ALICE ADAMS
1935, Warner Bros., 99 min, USA, Dir: George Stevens

George Stevens left the world of B-movie comedies for A-list prestige fare with this heartfelt adaptation of Booth Tarkington’s novel. Katharine Hepburn gives one of her most subtle performances as an ambitious young woman seeking to escape her small-town background; although the character is superficially unappealing, Hepburn and Stevens allow the viewer to empathize with her in all her complexity. Solid supporting work from Fred MacMurray is an additional asset in this impeccably mounted drama. Co-starring Hattie McDaniels (GONE WITH THE WIND) and Fred Stone, who nearly steal the film.


THE LION IN WINTER
1968, Rialto Pictures, 134 min, UK/USA, Dir: Anthony Harvey

At Christmas court in 1183, King Henry II (Peter O’Toole) argues with his estranged wife, Eleanor (Oscar winner Katharine Hepburn) over whether Prince John (Nigel Terry) or Richard the Lionheart (Anthony Hopkins in his film debut) shall inherit the throne.
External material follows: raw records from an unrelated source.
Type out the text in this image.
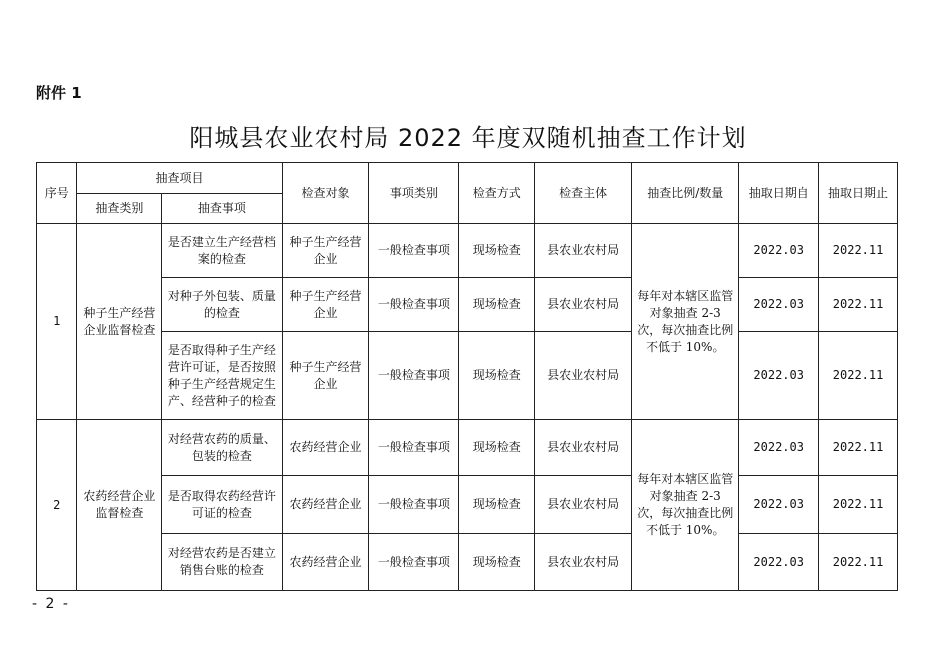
附件 1
阳城县农业农村局 2022 年度双随机抽查工作计划
序号	抽查项目		检查对象	事项类别	检查方式	检查主体	抽查比例/数量	抽取日期自	抽取日期止
	抽查类别	抽查事项							
1	种子生产经营企业监督检查	是否建立生产经营档案的检查	种子生产经营企业	一般检查事项	现场检查	县农业农村局	每年对本辖区监管对象抽查 2-3 次，每次抽查比例不低于 10%。	2022.03	2022.11
		对种子外包装、质量的检查	种子生产经营企业	一般检查事项	现场检查	县农业农村局		2022.03	2022.11
		是否取得种子生产经营许可证，是否按照种子生产经营规定生产、经营种子的检查	种子生产经营企业	一般检查事项	现场检查	县农业农村局		2022.03	2022.11
2	农药经营企业监督检查	对经营农药的质量、包装的检查	农药经营企业	一般检查事项	现场检查	县农业农村局	每年对本辖区监管对象抽查 2-3 次，每次抽查比例不低于 10%。	2022.03	2022.11
		是否取得农药经营许可证的检查	农药经营企业	一般检查事项	现场检查	县农业农村局		2022.03	2022.11
		对经营农药是否建立销售台账的检查	农药经营企业	一般检查事项	现场检查	县农业农村局		2022.03	2022.11
- 2 -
Complicating matters is King Philip II of France (Timothy Dalton, also his debut) who seeks his own fortune by demanding his half-sister Alais (Jane Merrow), currently Henry’s mistress, be betrothed to Richard. The most royal of the cycle of '60s films dealing with the history and palace intrigues of medieval England.


THE PHILADELPHIA STORY
1940, Warner Bros., 112 min, USA, Dir: George Cukor

Katherine Hepburn had been declared “box office poison” before this delightful romantic comedy, adapted from the Broadway play in which she’d starred, revived her career. She plays Philadelphia socialite Tracy Lord, who is just about to get married when her ex-husband (Cary Grant) and a reporter (James Stewart) enter the picture. Stewart and screenwriter Donald Ogden Stewart both earned Oscars for this almost unimprovable screwball gem, later remade as the musical HIGH SOCIETY.